It’s almost unfathomable to business owners that governments could be drivers of innovation. And yet, open banking is proof that it’s possible: since open banking APIs launched in October 2018, they have supercharged the innovation of financial services across Europe.
Open banking APIs mean that banking data is no longer hidden inside proprietary systems. Now, with a customer’s consent, authorized third-party vendors can access and make use of that banking data to develop service offerings.
In this article, we will explore how open banking came to be, explore the variety of places its impact can already be seen, and look at further improvement opportunities. But all that starts with a short history lesson — like any overnight success, the open banking revolution was a long time in the making.
A short history of open banking
While its true origins date back to German banking experiments in the 80s, the concept of open banking gained real momentum with the arrival of the internet.

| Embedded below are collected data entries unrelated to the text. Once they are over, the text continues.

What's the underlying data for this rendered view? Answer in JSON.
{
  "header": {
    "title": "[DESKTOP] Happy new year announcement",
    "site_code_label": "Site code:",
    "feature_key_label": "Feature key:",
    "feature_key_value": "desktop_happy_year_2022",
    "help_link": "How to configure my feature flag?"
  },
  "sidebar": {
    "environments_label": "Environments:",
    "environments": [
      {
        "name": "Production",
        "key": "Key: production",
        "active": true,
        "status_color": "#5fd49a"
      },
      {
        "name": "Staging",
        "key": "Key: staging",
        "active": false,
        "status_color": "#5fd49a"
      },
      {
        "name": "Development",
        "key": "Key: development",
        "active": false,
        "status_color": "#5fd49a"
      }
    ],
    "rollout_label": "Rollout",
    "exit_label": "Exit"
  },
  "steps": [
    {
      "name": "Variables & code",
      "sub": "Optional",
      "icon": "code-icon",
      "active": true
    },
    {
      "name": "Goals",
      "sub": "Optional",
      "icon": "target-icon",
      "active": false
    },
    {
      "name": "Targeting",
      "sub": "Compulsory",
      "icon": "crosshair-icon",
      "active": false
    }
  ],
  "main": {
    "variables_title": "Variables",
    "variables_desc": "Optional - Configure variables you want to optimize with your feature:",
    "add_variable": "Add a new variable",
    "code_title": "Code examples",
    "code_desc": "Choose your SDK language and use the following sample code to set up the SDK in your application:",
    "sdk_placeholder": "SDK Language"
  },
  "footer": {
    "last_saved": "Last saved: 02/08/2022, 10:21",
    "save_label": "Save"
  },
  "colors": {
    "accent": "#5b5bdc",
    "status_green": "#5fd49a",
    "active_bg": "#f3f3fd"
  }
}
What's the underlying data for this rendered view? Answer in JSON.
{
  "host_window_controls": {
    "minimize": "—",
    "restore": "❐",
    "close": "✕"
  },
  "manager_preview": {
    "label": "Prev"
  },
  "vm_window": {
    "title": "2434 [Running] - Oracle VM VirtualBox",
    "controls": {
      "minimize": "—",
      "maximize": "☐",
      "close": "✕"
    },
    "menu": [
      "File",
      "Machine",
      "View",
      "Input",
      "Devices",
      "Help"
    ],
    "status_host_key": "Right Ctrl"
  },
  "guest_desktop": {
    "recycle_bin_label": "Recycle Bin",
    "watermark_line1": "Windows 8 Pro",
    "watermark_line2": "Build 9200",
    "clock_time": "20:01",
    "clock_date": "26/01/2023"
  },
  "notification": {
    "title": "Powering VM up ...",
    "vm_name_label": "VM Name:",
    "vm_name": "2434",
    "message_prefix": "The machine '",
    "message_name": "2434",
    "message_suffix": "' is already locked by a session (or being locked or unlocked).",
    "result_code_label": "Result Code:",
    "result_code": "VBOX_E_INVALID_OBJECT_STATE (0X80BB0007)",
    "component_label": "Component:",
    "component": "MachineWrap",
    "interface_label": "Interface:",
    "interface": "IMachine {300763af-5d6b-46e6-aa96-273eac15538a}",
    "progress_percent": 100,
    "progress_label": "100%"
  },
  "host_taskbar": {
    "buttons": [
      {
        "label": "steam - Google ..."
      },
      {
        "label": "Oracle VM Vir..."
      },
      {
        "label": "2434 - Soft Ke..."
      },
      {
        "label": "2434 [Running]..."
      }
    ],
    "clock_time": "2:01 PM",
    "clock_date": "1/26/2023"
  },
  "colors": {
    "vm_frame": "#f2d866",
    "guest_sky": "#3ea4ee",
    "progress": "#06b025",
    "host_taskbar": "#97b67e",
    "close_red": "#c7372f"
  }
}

The 21st century’s first years saw the introduction of online payments and increasing possibilities for once siloed systems to communicate online via “application programming interfaces”, or APIs. At least in principle, the idea of openly sharing banking data became feasible and realistic.
In order to facilitate an environment of open competition, the European Commission published the first Payment Services Directive — PSD1 — in 2007. Then, in 2015, the European Commission superseded it with a second directive called PSD2.
PSD2 is effectively responsible for open banking’s current form: it made it mandatory for banks to provide programmatic access to the core building blocks of retail and small business banking operations. Upon a customer’s request, banks must share account data, transaction data, and allow the ability to initiate payments. Banking data has been set free.
Through PSD2, the European Commission was not only encouraging but mandating banks to unlock customer data from their proprietary systems and make it accessible to authorized third-party service providers.
The rest is history. Open banking had kicked off by the end of 2018 and stimulated an even faster rate of financial services innovation, along with ever-growing FinTech investments. Newborn third-party services could now reliably build their business models around open access to once proprietary banking data. Also between incumbent banks, new possibilities for collaboration and innovation opened up.
The FinTech revolution, that had already driven more banking innovation than had been seen in decades, was accelerated even further.
Many modern fintech successes would not be possible without open banking standards
Open banking APIs enable a wealth of new financial services that weren’t possible or practical beforehand. Let’s explore a few examples to get a sense of what is now possible and has already been built:
1. Bud provides customers with financial insights
By analysing a customer’s income and spending, Bud can offer them helpful insights, while informing service providers of ideal times to present timely offers.
2. Plum makes saving effortless
Plum automatically sets aside savings on a customer’s behalf. How? By analyzing their spending habits with open banking data, then using an algorithm to calculate the best amounts to save.
3. Yolt allows you to view all your accounts, aggregated in one place
Yolt was one of the earliest open banking case studies. Dutch bank ING used it to position itself as one of the leaders on the bleeding edge of open banking innovation by allowing users to pull information from multiple financial accounts all into one aggregated overview, making financial management a breeze.
4. Wagestream gives employees insights and advice on their salaries
Rather than waiting until the end of the pay-period to understand their financial standing, employees can now link their accounts to Wagestream. It empowers them to track, save, and manage their wages, along with providing advice.
5. Fintern makes loans more affordable
Traditionally, credit scores have been the sole means for understanding a candidate’s creditworthiness for a loan. Fintern uses open banking to build a far more comprehensive view of their financial health and lifestyle, which it then uses to tailor loan pricing to the individual.
With open banking only rolling out in 2018, we are truly in the early days of a paradigm shift. Both ambitious new fintech startups and incumbent banks alike are still exploring how to best make use of their newfound abilities.
To date, open banking has successfully opened up data and transferred its ownership to customers. But will it deliver on its ultimate mission to stimulate competition in the financial services industry? That’s yet to be seen. The current PSD2 directive has been focused on relatively basic data sets of account and transaction data for customer and business accounts, but potentially much more data could be opened up. While European banks follow the PSD2 directive, other regions have seen their own versions of open banking. Almost certainly, PSD2 is not the end of the European open banking story quite yet.